With no CBA yet established after months of organizing and fearing displacement and unequal distribution of benefits, coalition representatives said they would try to put a CBA ordinance on the February ballot and asked those in the audience for support.
Charles Perry of the Westside Health Authority attacked President Barack Obama for his absence from the South Side and expressed apprehension about the U. of C.’s construction of the Woodlawn Residential and Dining Commons and the David M. Rubenstein Forum convention center south of the Midway.
“We will do what we have to do to make sure that justice comes in our community,” he said, attacking “profiteers who take from the poor and fill the pockets of the rich.”
“We want 30 percent affordable housing with a property tax freeze, independent monitoring of local jobs, support for neighborhood schools and a community trust fund to support these initiatives,” said the crowd in another call-and-response led by Paru Brown of the Black Youth Project 100. “What do we want? A CBA! When do we want it? Now! If we don’t get it? Shut it down!”
Jawanza Malone of the Kenwood–Oakland Community Organization said displacement is already occurring, spurred by real estate developers who are acquiring property in proximity to Jackson and Washington parks and raising rents. He quoted Aaron Sklar, director of the Kiser Group, 1628 W. Montrose Ave., a mid-market brokerage, who said to RE Journals, a Midwestern commercial real estate news website, that “activity on the South Side keeps increasing — both on touring properties and the amount of offers we receive” and that the boost in demand is boosting prices.

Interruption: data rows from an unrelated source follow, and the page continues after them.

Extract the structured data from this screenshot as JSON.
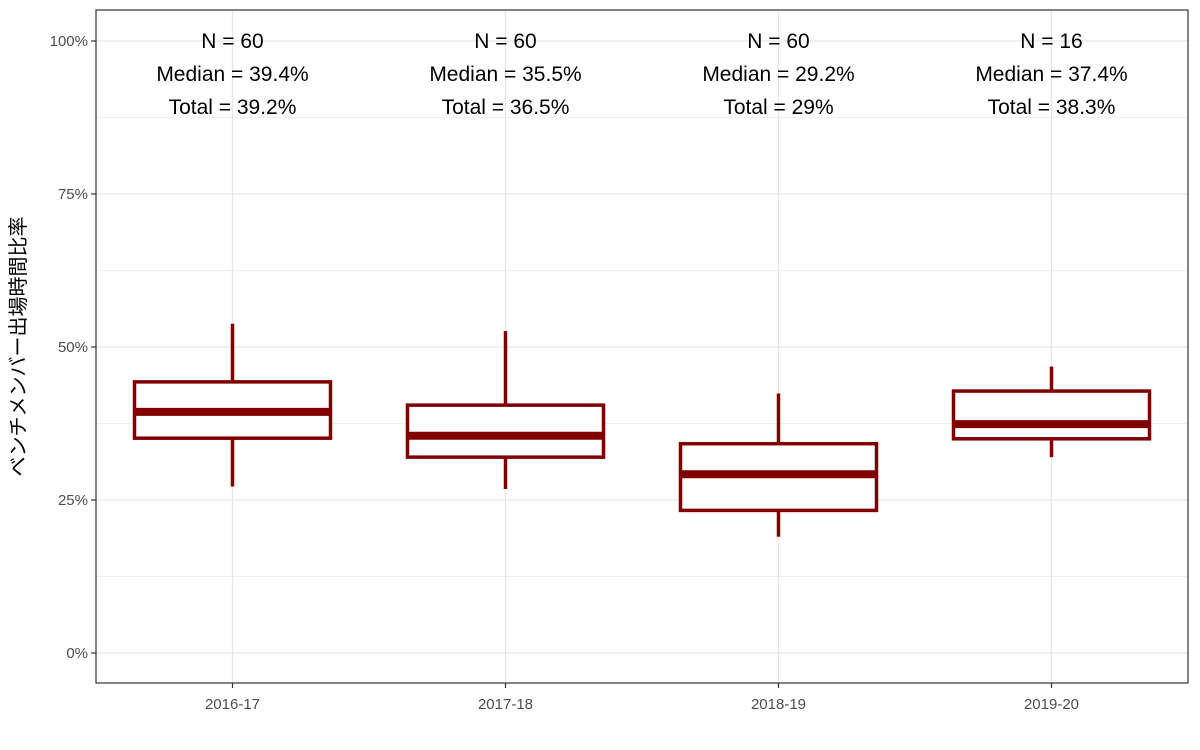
{
  "chart_data": {
    "type": "box",
    "title": "",
    "xlabel": "",
    "ylabel": "ベンチメンバー出場時間比率",
    "ylim": [
      -0.05,
      1.05
    ],
    "yticks": [
      {
        "value": 0,
        "label": "0%"
      },
      {
        "value": 0.25,
        "label": "25%"
      },
      {
        "value": 0.5,
        "label": "50%"
      },
      {
        "value": 0.75,
        "label": "75%"
      },
      {
        "value": 1.0,
        "label": "100%"
      }
    ],
    "minor_gridlines": [
      0.125,
      0.375,
      0.625,
      0.875
    ],
    "grid": true,
    "color": "#800000",
    "categories": [
      "2016-17",
      "2017-18",
      "2018-19",
      "2019-20"
    ],
    "boxes": [
      {
        "category": "2016-17",
        "whisker_low": 0.272,
        "q1": 0.351,
        "median": 0.394,
        "q3": 0.443,
        "whisker_high": 0.538,
        "annotations": [
          "N = 60",
          "Median = 39.4%",
          "Total = 39.2%"
        ]
      },
      {
        "category": "2017-18",
        "whisker_low": 0.268,
        "q1": 0.32,
        "median": 0.355,
        "q3": 0.405,
        "whisker_high": 0.526,
        "annotations": [
          "N = 60",
          "Median = 35.5%",
          "Total = 36.5%"
        ]
      },
      {
        "category": "2018-19",
        "whisker_low": 0.19,
        "q1": 0.233,
        "median": 0.292,
        "q3": 0.342,
        "whisker_high": 0.424,
        "annotations": [
          "N = 60",
          "Median = 29.2%",
          "Total = 29%"
        ]
      },
      {
        "category": "2019-20",
        "whisker_low": 0.32,
        "q1": 0.35,
        "median": 0.374,
        "q3": 0.428,
        "whisker_high": 0.468,
        "annotations": [
          "N = 16",
          "Median = 37.4%",
          "Total = 38.3%"
        ]
      }
    ]
  }
}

The RE Journals article reported that the Kiser Group has sold or put under contract 30 buildings in South Side neighborhoods like Woodlawn, Englewood and Washington Park at the close of the second quarter in June. Kiser Group’s senior director, Noah Birk, was quoted as saying that South Side apartment buildings’ values have “appreciated rapidly” and attracted out-of-state investors.
“They say the prices going up and people are benefiting. If we got to move to another neighborhood, are we benefiting?” asked Malone, using the article to argue for affordable housing retainment and development and a property tax freeze. He urged the audience to sign statements of support for the CBA push issued to them upon entering the Cultural Center and for them to lobby Ald. Leslie Hairston (5th), in whose ward the Obama Presidential Center (OPC) site is located, and Ald. Willie Cochran (20th) to support and introduce it to City Council.
Hairston said in 2017 that she would not support a community benefits agreement ordinance should it come before City Council, calling it premature and unfocused.
Malone later tied the U. of C.’s bid for the OPC to their ongoing real estate developments in Woodlawn and attacked the Obama Foundation for soliciting public funds.
“Gentrification is never an accident,” said professor Renee Hatcher, the director of the John Marshall Law School Business Enterprise Law Clinic, saying individual neighborhood residents “rarely have a meaningful say as to how their community is developed.”
Describing the continuing emigration of black Chicagoans as “a crisis point,” she urged the audience to think about connections between economic issues and policing, saying an increased law enforcement presence is a harbinger of gentrification, as well as displacement effecting the closing of neighborhood schools in Chicago’s neighborhoods of color.
“We need to start really trying to think about the different systems we have to dismantle,” Hatcher said. “And it all starts with this fight for a CBA, because fundamentally what needs to happen is that we need to build power through organizing, through pulling together and making demands. And if we don’t get it, we shut it down.”
When the panel was asked whether they would halt the building of the OPC without a CBA, Malone said yes: “If they do not want to adhere to a CBA, then we will have to let our voices out.”